Drogba maç boyunca gol kovalamış olsa da kendisini çok fazla üzmedi. İlk defa izlediğim Fildişi Sahili takımını Afrika'nın geri kalan milli takımlarında da olduğu üzere tekniğinden çok fiziğine güvenen bir yapıda gördüm. Yaya Toure, Drogba gibi isimler olsa da bu teknik futbol anlayışı takımın geneline yansımış değil. Yine de sağlam bir takım gibi görünüyorlar ve 2006 Almanya'nın ardından 2010 Dünya Kupası'na katılmaları da sürpriz olmaz.

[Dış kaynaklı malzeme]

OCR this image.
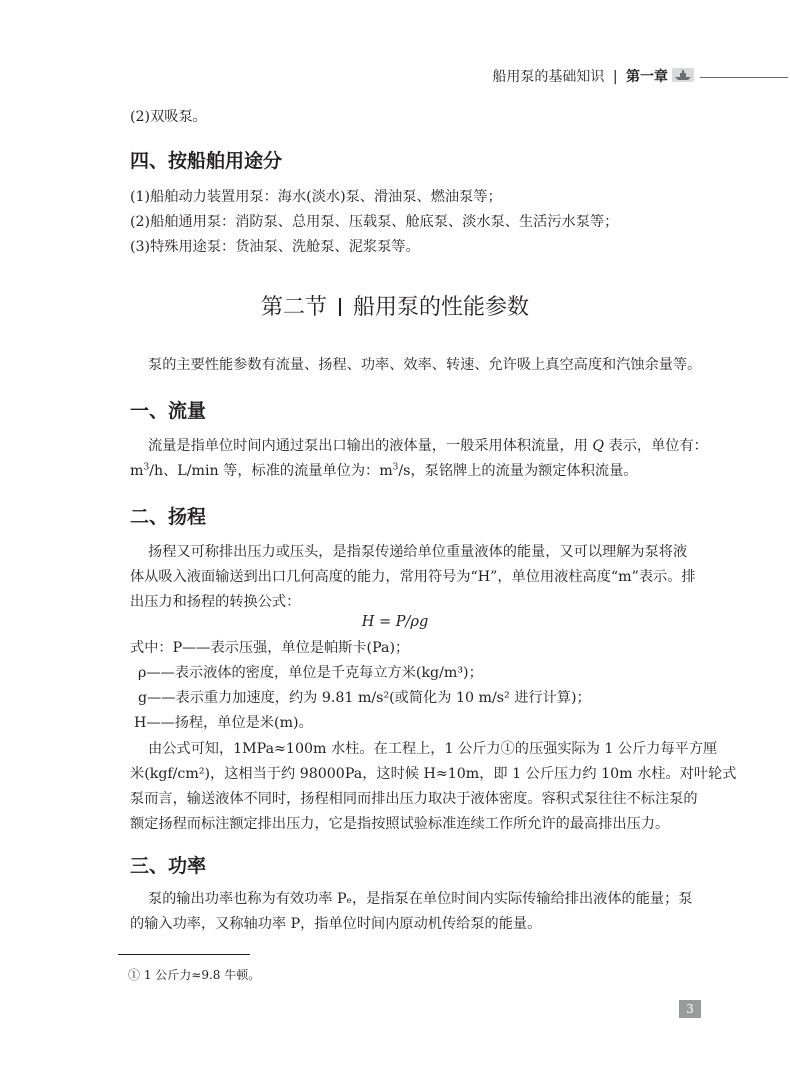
船用泵的基础知识 | 第一章
(2)双吸泵。
四、按船舶用途分
(1)船舶动力装置用泵：海水(淡水)泵、滑油泵、燃油泵等；
(2)船舶通用泵：消防泵、总用泵、压载泵、舱底泵、淡水泵、生活污水泵等；
(3)特殊用途泵：货油泵、洗舱泵、泥浆泵等。
第二节 船用泵的性能参数
泵的主要性能参数有流量、扬程、功率、效率、转速、允许吸上真空高度和汽蚀余量等。
一、流量
流量是指单位时间内通过泵出口输出的液体量，一般采用体积流量，用 Q 表示，单位有：
$m^3/h$、L/min 等，标准的流量单位为：$m^3/s$，泵铭牌上的流量为额定体积流量。
二、扬程
扬程又可称排出压力或压头，是指泵传递给单位重量液体的能量，又可以理解为泵将液
体从吸入液面输送到出口几何高度的能力，常用符号为“H”，单位用液柱高度“m”表示。排
出压力和扬程的转换公式：
H = P/ρg
式中：P——表示压强，单位是帕斯卡(Pa)；
ρ——表示液体的密度，单位是千克每立方米(kg/m³)；
g——表示重力加速度，约为 9.81 m/s²(或简化为 10 m/s² 进行计算)；
H——扬程，单位是米(m)。
由公式可知，1MPa≈100m 水柱。在工程上，1 公斤力①的压强实际为 1 公斤力每平方厘
米(kgf/cm²)，这相当于约 98000Pa，这时候 H≈10m，即 1 公斤压力约 10m 水柱。对叶轮式
泵而言，输送液体不同时，扬程相同而排出压力取决于液体密度。容积式泵往往不标注泵的
额定扬程而标注额定排出压力，它是指按照试验标准连续工作所允许的最高排出压力。
三、功率
泵的输出功率也称为有效功率 Pₑ，是指泵在单位时间内实际传输给排出液体的能量；泵
的输入功率，又称轴功率 P，指单位时间内原动机传给泵的能量。
① 1 公斤力≈9.8 牛顿。
3
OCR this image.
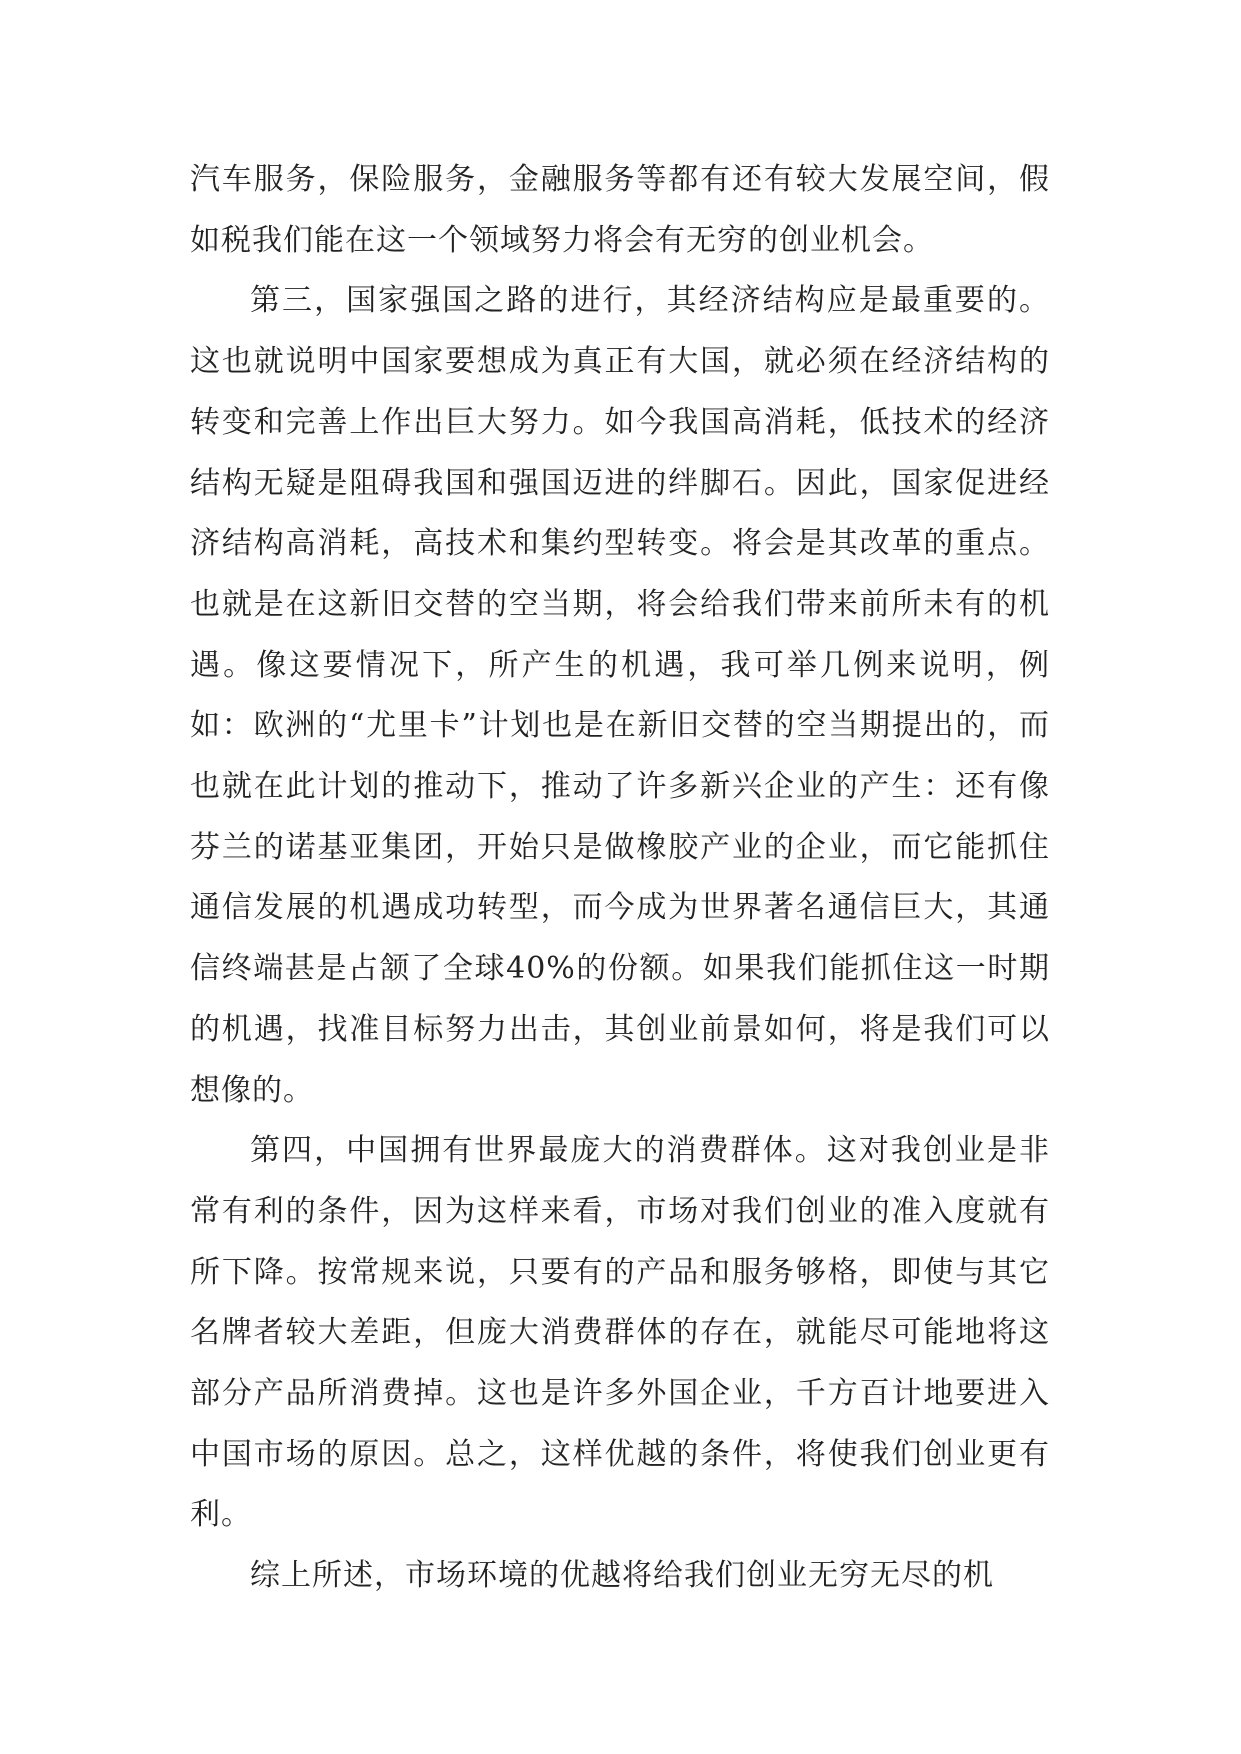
汽车服务，保险服务，金融服务等都有还有较大发展空间，假如税我们能在这一个领域努力将会有无穷的创业机会。

第三，国家强国之路的进行，其经济结构应是最重要的。这也就说明中国家要想成为真正有大国，就必须在经济结构的转变和完善上作出巨大努力。如今我国高消耗，低技术的经济结构无疑是阻碍我国和强国迈进的绊脚石。因此，国家促进经济结构高消耗，高技术和集约型转变。将会是其改革的重点。也就是在这新旧交替的空当期，将会给我们带来前所未有的机遇。像这要情况下，所产生的机遇，我可举几例来说明，例如：欧洲的“尤里卡”计划也是在新旧交替的空当期提出的，而也就在此计划的推动下，推动了许多新兴企业的产生：还有像芬兰的诺基亚集团，开始只是做橡胶产业的企业，而它能抓住通信发展的机遇成功转型，而今成为世界著名通信巨大，其通信终端甚是占颔了全球40%的份额。如果我们能抓住这一时期的机遇，找准目标努力出击，其创业前景如何，将是我们可以想像的。

第四，中国拥有世界最庞大的消费群体。这对我创业是非常有利的条件，因为这样来看，市场对我们创业的准入度就有所下降。按常规来说，只要有的产品和服务够格，即使与其它名牌者较大差距，但庞大消费群体的存在，就能尽可能地将这部分产品所消费掉。这也是许多外国企业，千方百计地要进入中国市场的原因。总之，这样优越的条件，将使我们创业更有利。

综上所述，市场环境的优越将给我们创业无穷无尽的机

Özellikle yaz aylarında Güney Afrika gibi cehennemden hallice olacak bir ülkede yapılacak kupada düşündüğümüzden çok daha şanslı olabilirler.
2010 Dünya Kupası sloganı da muhtemelen "Ateş seni çağırıyorrr!" olacaktır.

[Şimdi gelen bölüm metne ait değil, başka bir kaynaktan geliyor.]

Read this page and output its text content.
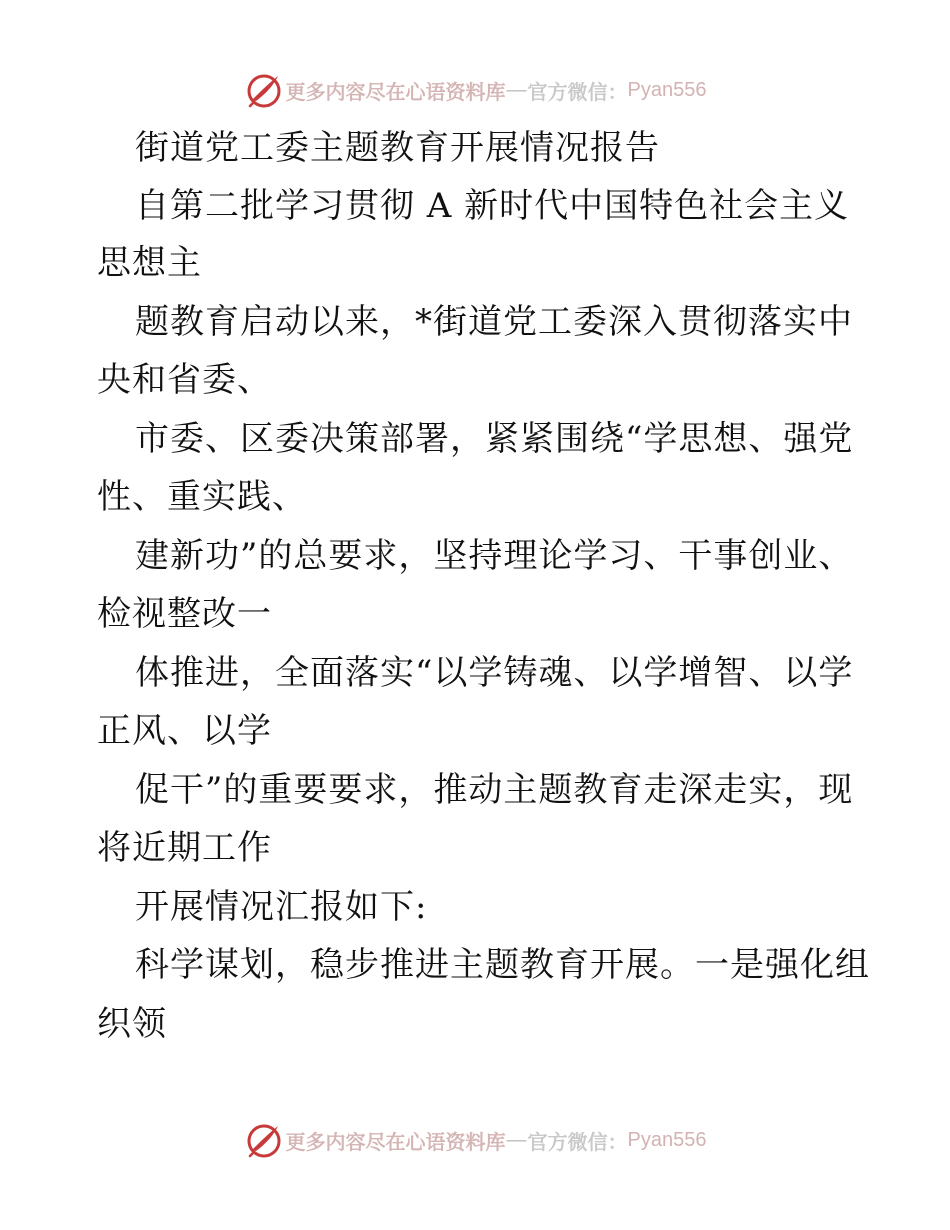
更多内容尽在心语资料库 — 官方微信： Pyan556
街道党工委主题教育开展情况报告
自第二批学习贯彻 A 新时代中国特色社会主义
思想主
题教育启动以来，*街道党工委深入贯彻落实中
央和省委、
市委、区委决策部署，紧紧围绕“学思想、强党
性、重实践、
建新功”的总要求，坚持理论学习、干事创业、
检视整改一
体推进，全面落实“以学铸魂、以学增智、以学
正风、以学
促干”的重要要求，推动主题教育走深走实，现
将近期工作
开展情况汇报如下:
科学谋划，稳步推进主题教育开展。一是强化组
织领
更多内容尽在心语资料库 — 官方微信： Pyan556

Türkiye: Volkan, Gökhan Gönül (Dk. 75 Mehmet Yıldız), Servet, Gökhan Zan, Caner, Hamit (Dk. 62 Ayhan), Mehmet Aurelio, Tuncay (Dk. 46 Emre), Arda (Dk. 46 Kazım), Semih (Dk. 46 Sabri), Gökhan Ünal (Dk. 64 Halil)
Fildişi Sahili: Barry, Demel (Dk. 46 Keita), Kolo Toure, Gohouri (Dk. 85 Bamba), Boka, Fae (Dk. 61 Gosso), Yaya Toure (Dk. 87 Kone), Zokora (Dk. 75 Sanogo), Romaric, Eboue, Drogba
Goller: Dk. 11 Gökhan Ünal (Türkiye), Dk. 90+2 Drogba (Fildişi Sahili)

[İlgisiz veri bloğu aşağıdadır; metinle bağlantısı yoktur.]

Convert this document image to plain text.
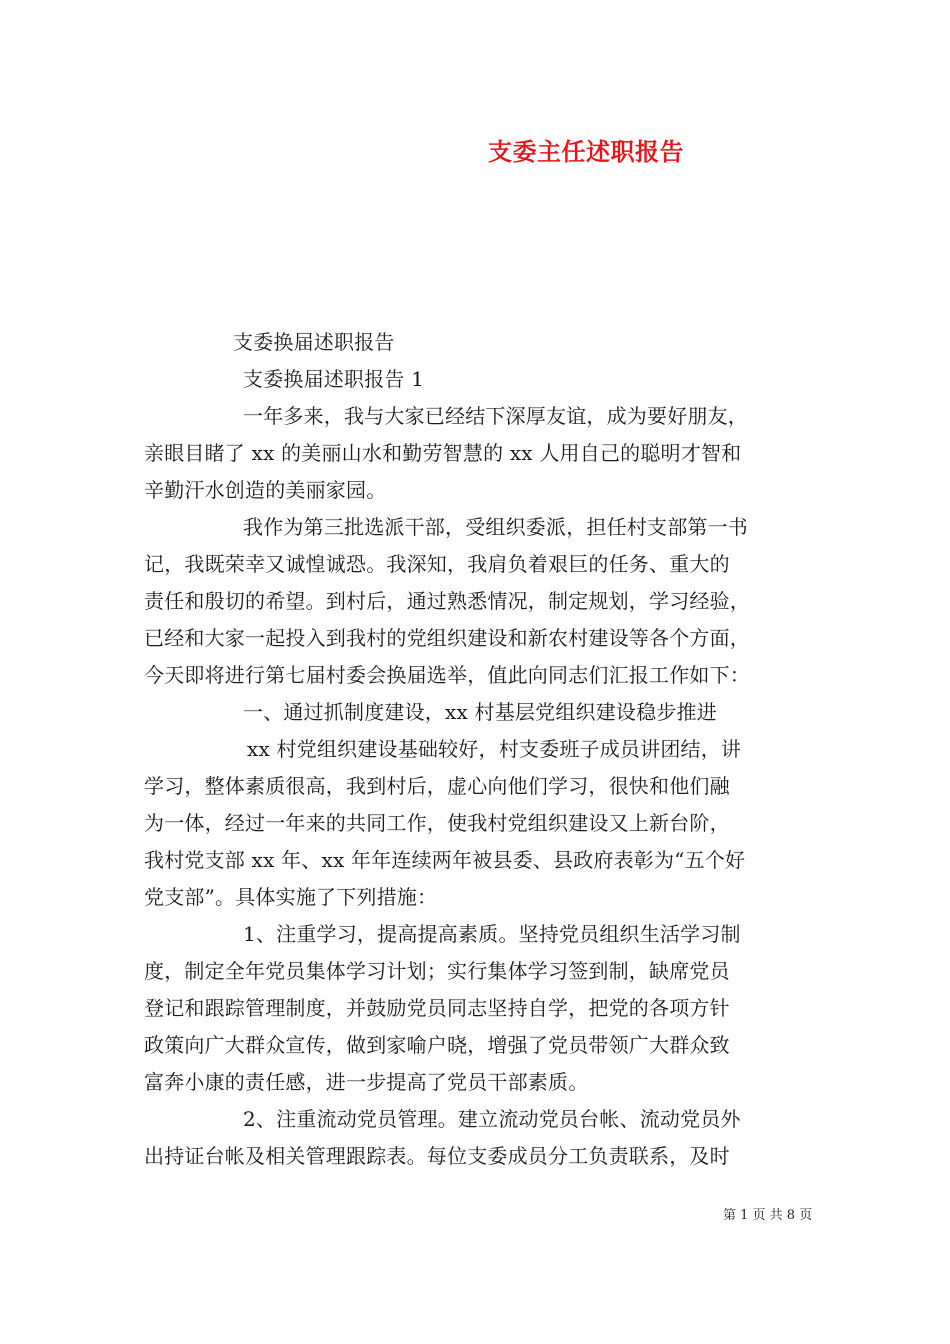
支委主任述职报告
支委换届述职报告
支委换届述职报告 1
一年多来，我与大家已经结下深厚友谊，成为要好朋友，
亲眼目睹了 xx 的美丽山水和勤劳智慧的 xx 人用自己的聪明才智和
辛勤汗水创造的美丽家园。
我作为第三批选派干部，受组织委派，担任村支部第一书
记，我既荣幸又诚惶诚恐。我深知，我肩负着艰巨的任务、重大的
责任和殷切的希望。到村后，通过熟悉情况，制定规划，学习经验，
已经和大家一起投入到我村的党组织建设和新农村建设等各个方面，
今天即将进行第七届村委会换届选举，值此向同志们汇报工作如下：
一、通过抓制度建设，xx 村基层党组织建设稳步推进
xx 村党组织建设基础较好，村支委班子成员讲团结，讲
学习，整体素质很高，我到村后，虚心向他们学习，很快和他们融
为一体，经过一年来的共同工作，使我村党组织建设又上新台阶，
我村党支部 xx 年、xx 年年连续两年被县委、县政府表彰为“五个好
党支部”。具体实施了下列措施：
1、注重学习，提高提高素质。坚持党员组织生活学习制
度，制定全年党员集体学习计划；实行集体学习签到制，缺席党员
登记和跟踪管理制度，并鼓励党员同志坚持自学，把党的各项方针
政策向广大群众宣传，做到家喻户晓，增强了党员带领广大群众致
富奔小康的责任感，进一步提高了党员干部素质。
2、注重流动党员管理。建立流动党员台帐、流动党员外
出持证台帐及相关管理跟踪表。每位支委成员分工负责联系，及时
第 1 页 共 8 页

Fransa-Arjantin maçında sadece Gutierrez'in golünü görebildim ama sonuç anlamında şaşırtıcı olmadığı açık.
İspanya-İngiltere maçı özellikle ikinci yarı düşündüğümden biraz daha soğuk geçti. Bence hazırlık maçlarına da oyuncu değişikliği kısıtlaması getirilmeli. Eğer bütün oyuncuları görmek istiyorsanız iki tane milli maç ayarlayın. Birinde ilk onbirinizi oynatın ikincisinde ikinci onbirinizi. Teknik direktörler dakika başı adam değiştirerek neyi nasıl görüyorlar anlamış değilim, amaç kondisyon yüklemesi değil ki.
Maç boyu İngiliz oyuncuların kişisel yetenekleri ara ara parlamalar ortaya çıkarsa da İspanya bambaşka bir takım ve şiir kıvamındaki futbollarını bir kez daha sergilediler. İngiltere'nin başta savunma olmak üzere kat etmesi gereken çok yol var. Capello'nun çok çalışması lazım. Bu arada Beckham ikinci yarı oyuna girerek Bobby Moore'un 108 maçlık rekoruna ortak oldu. Moore yaşıyor olsaydı kendisine Hint kınası armağan ederdi belki de.
Bu maçla ilgili söylenecek çok fazla söz yok ama maçı izlerken aklıma tek bir soru takıldı;
David Villa'yı Gökhan Zan mı tutacak, Servet mi?? Ya Torres'i?

España: Casillas (Reina, m.46); Sergio Ramos, Albiol (Marchena, m.75), Piqué, Capdevila (Arbeloa, m.46); Xavi (Guiza, m.85), Marcos Senna, Xabi Alonso, Iniesta; Fernando Torres (Llorente, m.64) y Villa (Silva, m.56).
Inglaterra: James; Johnson, Jagielka (Upson, m.46), Terry, Cole; Wright Phillips, Carrick, Barry (Lampard, m.46), Downing (Beckham, m.46); Heskey (Crouch, m.46) y Agbonlahor (Carlton Cole, m.75).
Goles:1-0, m.36: Villa. 2-0, m.82: Llorente


1 yorum:

Dobrowski dedi ki...

son yarım saatini izledim bizimkilerin maçının ve fildişini tuttum. gol olunca gool diye fırladım arkadaşlar uyuz oldu =) ama bilader benim izlediğim kısımda tek kale oynandı maç ve sabri - emre mallarının saçmalıkları sıkça sinir katsayımı tavan yaptırdı. ben tutmuyorum bu milli takımı.